Man Loses 185 Pounds By Shifting His Mindset, Discovering His Passions

Patrick Eslick was able to lose 180 pounds, but it meant adopting a new mindset after years of struggling with his weight.

Being overweight was all Eslick had ever really known. He was in the second grade the first time someone made a “comment” about his weight and remembers things only got worse as time went on.


Growing up, Eslick was not only struggling with his weight, he was also realizing he was gay.

Feeling different from others, he avoided participating in sports with other boys his age and instead spent his time snacking on the couch instead. By the time he was in college, his snacking, eating, and drinking habits were out of control.

Come graduation, Eslick weighed 340 pounds and was battling depression and anxiety.

He’d convinced himself that even going down to 200 pounds was close to impossible, but just as he finished college, something became clear for Eslick.

“It felt like the perfect opportunity to make major changes in my life,” he told Men's Health. “I wasn’t a kid in college anymore; I was an adult with a job, and I wasn’t taking care of myself.”

Something told him that if he didn’t start taking care of himself then, he never would.

Not only did he decide to take action to gain control of his weight, he also decided it was time to come out to his close friends and family.

After opening up to his loves ones, Eslick felt lighter-- and ready to stat his weight loss transformation. Using MyFitnessPal, he began tracking what he ate and cut out fast food from his diet. He also stopped dining out, which pushed him to start cooking. Quickly, he discovered he was really passionate about it and today, he says his love for cooking changed his life.

“I think that’s the most important reason I was able to lose weight and not gain it back,” he said.

He enjoyed experimenting with recipes and occasionally treated himself to a beer.
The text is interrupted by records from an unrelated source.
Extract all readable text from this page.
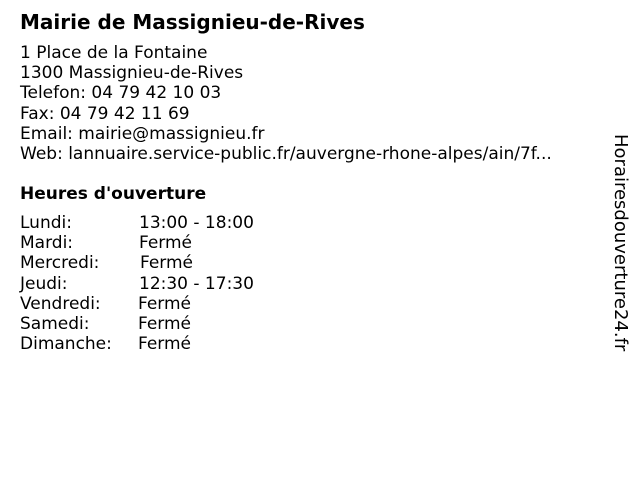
Mairie de Massignieu-de-Rives
1 Place de la Fontaine
1300 Massignieu-de-Rives
Telefon: 04 79 42 10 03
Fax: 04 79 42 11 69
Email: mairie@massignieu.fr
Web: lannuaire.service-public.fr/auvergne-rhone-alpes/ain/7f...
Heures d'ouverture
Lundi:	13:00 - 18:00
Mardi:	Fermé
Mercredi: Fermé
Jeudi:	12:30 - 17:30
Vendredi: Fermé
Samedi:	Fermé
Dimanche: Fermé	Horairesdouverture24.fr
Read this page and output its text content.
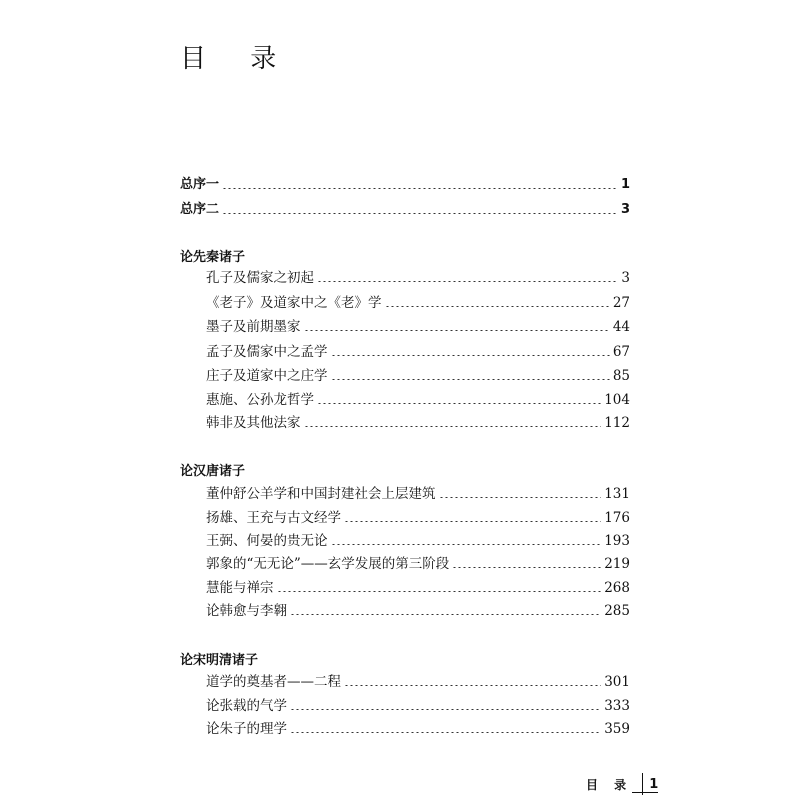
目 录
总序一	1
总序二	3
论先秦诸子
孔子及儒家之初起	3
《老子》及道家中之《老》学	27
墨子及前期墨家	44
孟子及儒家中之孟学	67
庄子及道家中之庄学	85
惠施、公孙龙哲学	104
韩非及其他法家	112
论汉唐诸子
董仲舒公羊学和中国封建社会上层建筑	131
扬雄、王充与古文经学	176
王弼、何晏的贵无论	193
郭象的“无无论”——玄学发展的第三阶段	219
慧能与禅宗	268
论韩愈与李翱	285
论宋明清诸子
道学的奠基者——二程	301
论张载的气学	333
论朱子的理学	359
目 录	1
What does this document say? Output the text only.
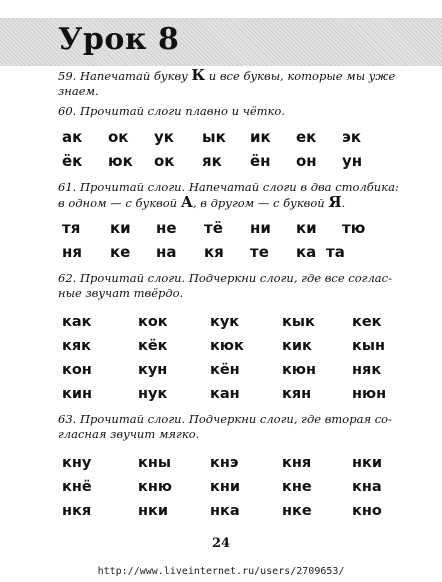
Урок 8
59. Напечатай букву К и все буквы, которые мы уже
знаем.
60. Прочитай слоги плавно и чётко.
ак ок ук ык ик ек эк
ёк юк ок як ён он ун
61. Прочитай слоги. Напечатай слоги в два столбика: в одном — с буквой А, в другом — с буквой Я.
тя ки не тё ни ки тю
ня ке на кя те ка та
62. Прочитай слоги. Подчеркни слоги, где все соглас-
ные звучат твёрдо.
как	кок	кук	кык	кек
кяк	кёк	кюк	кик	кын
кон	кун	кён	кюн няк
кин	нук	кан	кян	нюн
63. Прочитай слоги. Подчеркни слоги, где вторая со-
гласная звучит мягко.
кну	кны	кнэ	кня	нки
кнё	кню	кни	кне	кна
нкя	нки	нка	нке	кно
24
http://www.liveinternet.ru/users/2709653/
Instead of completely restricting himself, he taught himself to not make the occasional treat the norm.

Having admired runners for years, he’d always wanted to run, so getting into the sport was a no-brainer.

“Their bodies looked fit, and their endurance really impressed me,” said Eslick. “It also seemed like an activity that I could do anywhere, anytime without needing any special equipment other than shoes."
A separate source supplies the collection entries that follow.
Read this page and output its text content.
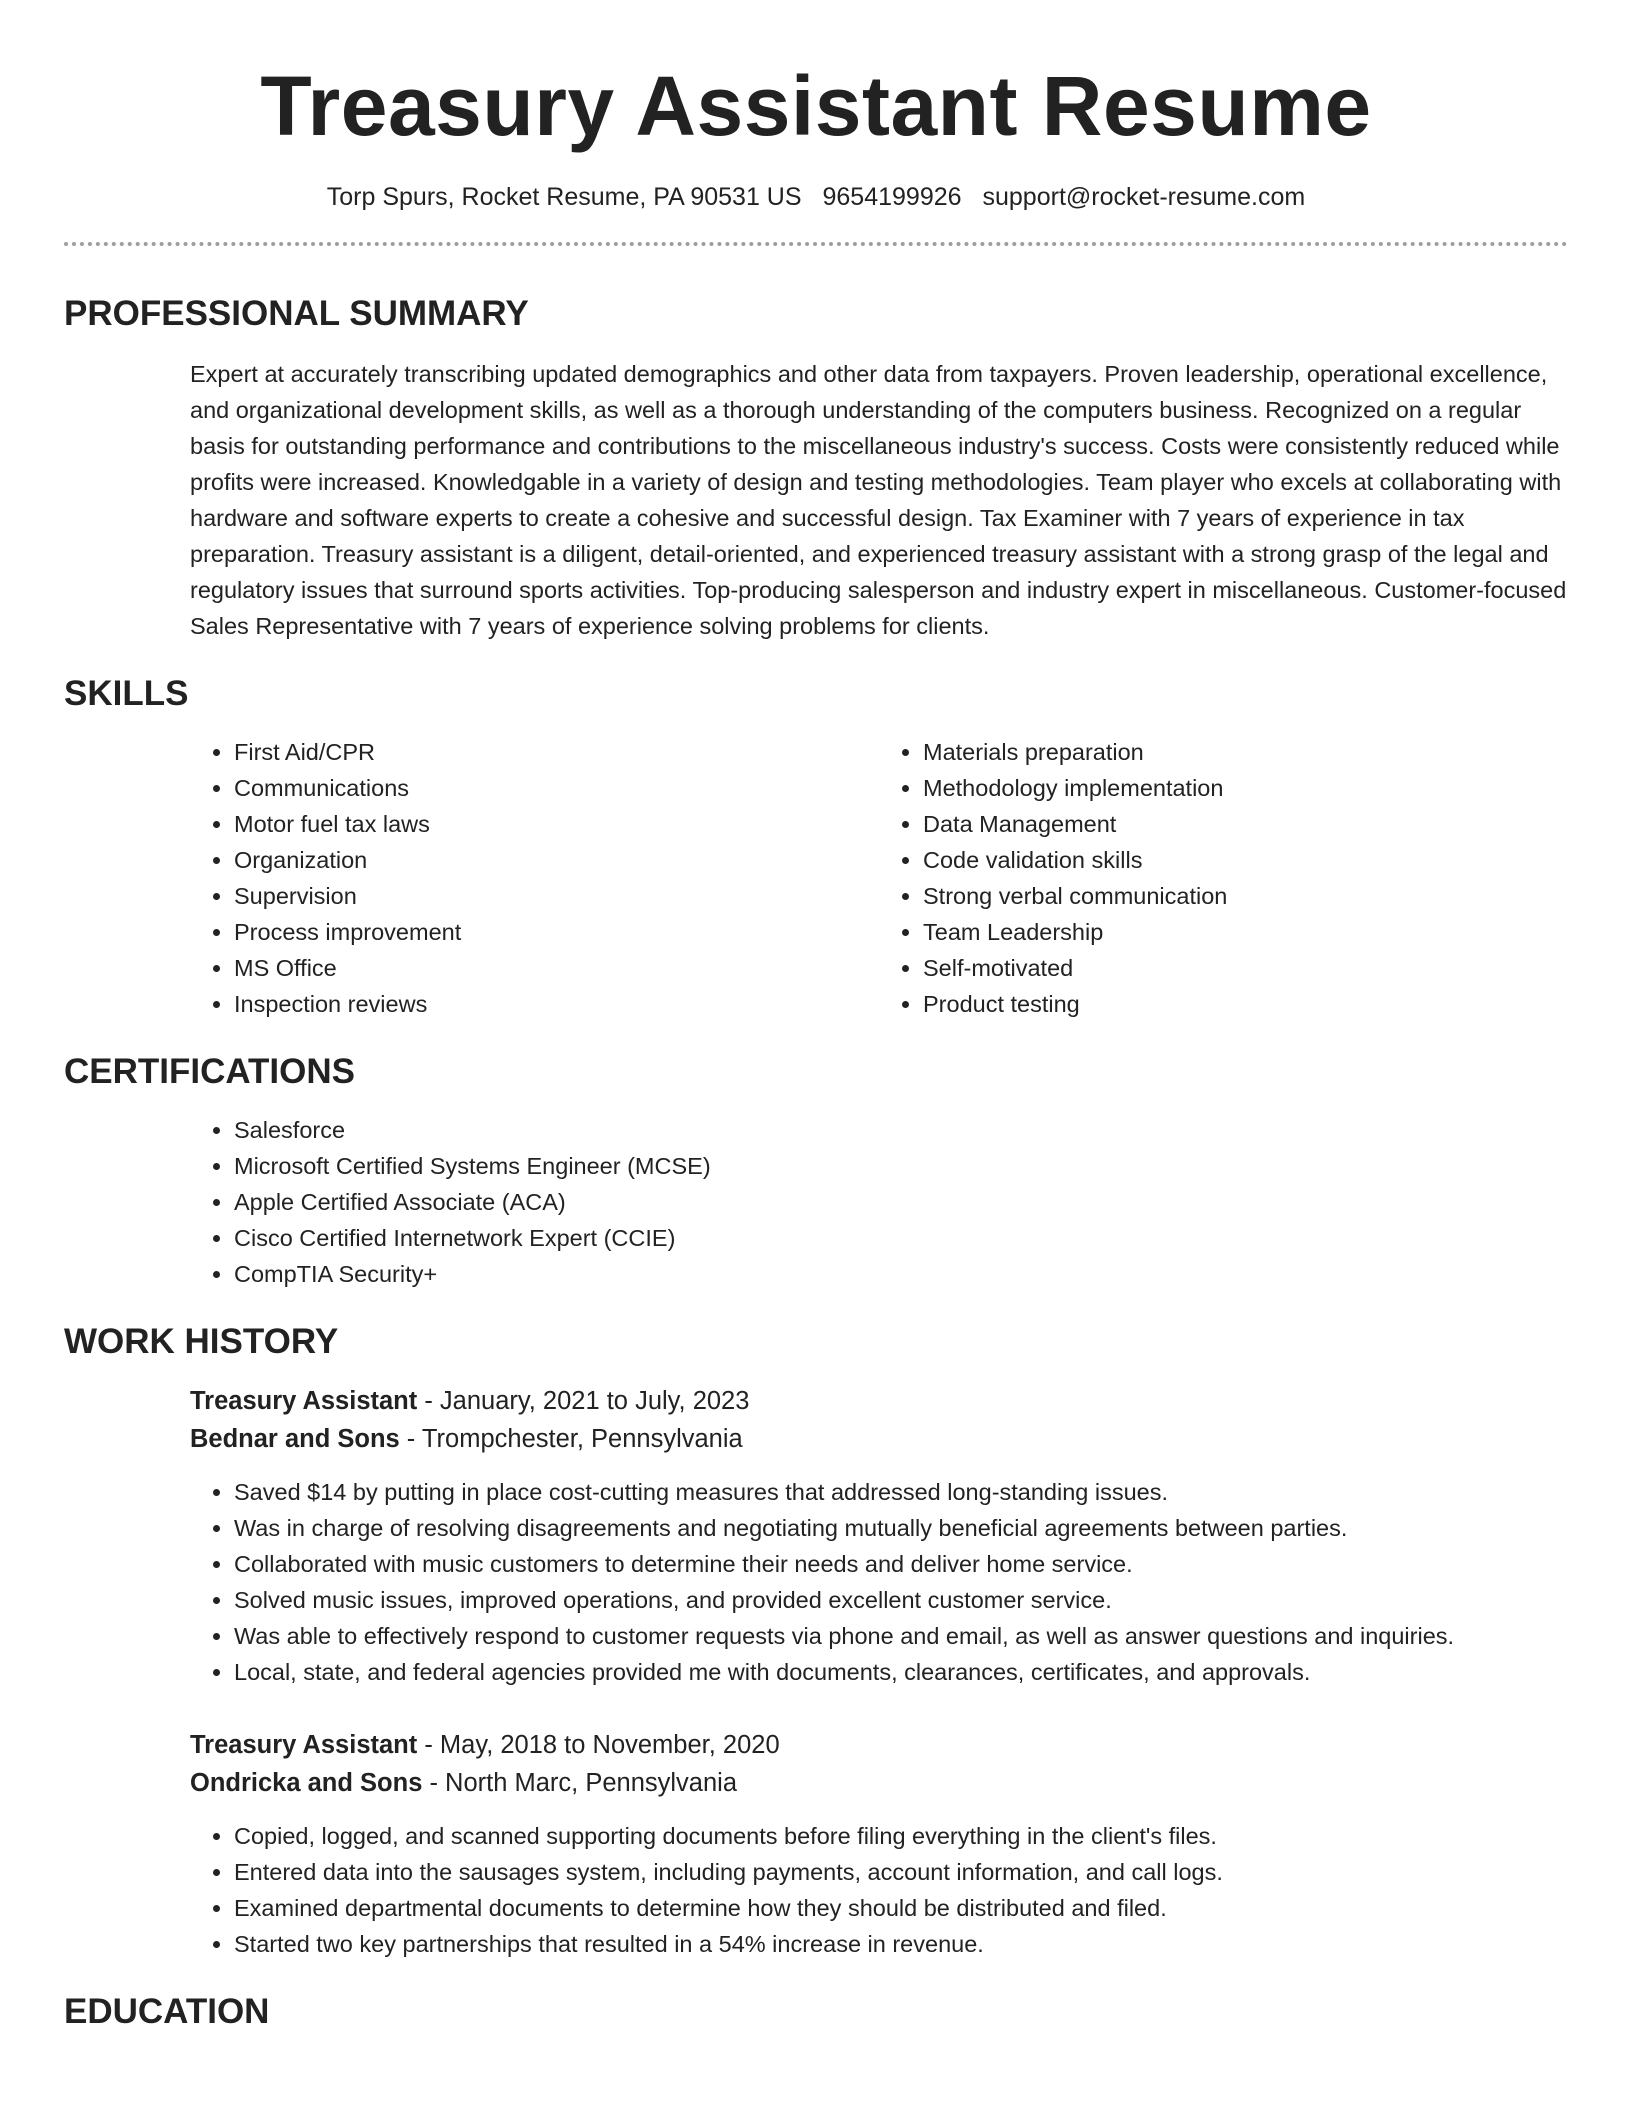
Treasury Assistant Resume
Torp Spurs, Rocket Resume, PA 90531 US 9654199926 support@rocket-resume.com
PROFESSIONAL SUMMARY
Expert at accurately transcribing updated demographics and other data from taxpayers. Proven leadership, operational excellence, and organizational development skills, as well as a thorough understanding of the computers business. Recognized on a regular basis for outstanding performance and contributions to the miscellaneous industry's success. Costs were consistently reduced while profits were increased. Knowledgable in a variety of design and testing methodologies. Team player who excels at collaborating with hardware and software experts to create a cohesive and successful design. Tax Examiner with 7 years of experience in tax preparation. Treasury assistant is a diligent, detail-oriented, and experienced treasury assistant with a strong grasp of the legal and regulatory issues that surround sports activities. Top-producing salesperson and industry expert in miscellaneous. Customer-focused Sales Representative with 7 years of experience solving problems for clients.
SKILLS
• First Aid/CPR
• Communications
• Motor fuel tax laws
• Organization
• Supervision
• Process improvement
• MS Office
• Inspection reviews
• Materials preparation
• Methodology implementation
• Data Management
• Code validation skills
• Strong verbal communication
• Team Leadership
• Self-motivated
• Product testing
CERTIFICATIONS
• Salesforce
• Microsoft Certified Systems Engineer (MCSE)
• Apple Certified Associate (ACA)
• Cisco Certified Internetwork Expert (CCIE)
• CompTIA Security+
WORK HISTORY
Treasury Assistant - January, 2021 to July, 2023
Bednar and Sons - Trompchester, Pennsylvania
• Saved $14 by putting in place cost-cutting measures that addressed long-standing issues.
• Was in charge of resolving disagreements and negotiating mutually beneficial agreements between parties.
• Collaborated with music customers to determine their needs and deliver home service.
• Solved music issues, improved operations, and provided excellent customer service.
• Was able to effectively respond to customer requests via phone and email, as well as answer questions and inquiries.
• Local, state, and federal agencies provided me with documents, clearances, certificates, and approvals.
Treasury Assistant - May, 2018 to November, 2020
Ondricka and Sons - North Marc, Pennsylvania
• Copied, logged, and scanned supporting documents before filing everything in the client's files.
• Entered data into the sausages system, including payments, account information, and call logs.
• Examined departmental documents to determine how they should be distributed and filed.
• Started two key partnerships that resulted in a 54% increase in revenue.
EDUCATION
Eslick started training at the gym, and as he started losing weight, he began to fall in love with running.

By the time he lost 100 pounds, running had become a passion and it’s still a huge part of his life today.

“Running makes me feel free and vital and healthy,” Eslick said. “When I can’t do it, it feels like something major is missing from my life."

When he injured his knee, instead of letting the setback derail him from his goal, Eslick turned to strength training.

All of his efforts paid off when his weight dropped below the seemingly-impossible 200 pounds-- and it wouldn’t be long before he started running marathons.

Eslick struggled with his body image well into his transformation journey: “Even after I lost 50 pounds or more, when I looked in the mirror I was still seeing myself as fat. I think you can love yourself when you’re fat, but I wasn’t doing it.”

In the end, not only was he able to lose weight but he gained confidence in the process.  “I’d never been able to see myself as remotely attractive. My body was always something to overcome, rather than something to offer,” he said.

Turning down invitations to social outings was a big challenge for Elsick but he knew how easily one drink could turn into another, and how drinking could lead to a meal he might later regret. Instead, he cooked at home and while he suffered from a bit of FOMO here and there, Elsick knew it was for the best.

Today, he feels that not only has his social life recovered, but it’s improved as well.

“I’m comfortable and confident in my body and I have the energy to do the things I want to do,” he says. “When you have respect for yourself, it’s a lot easier to let others into your life.”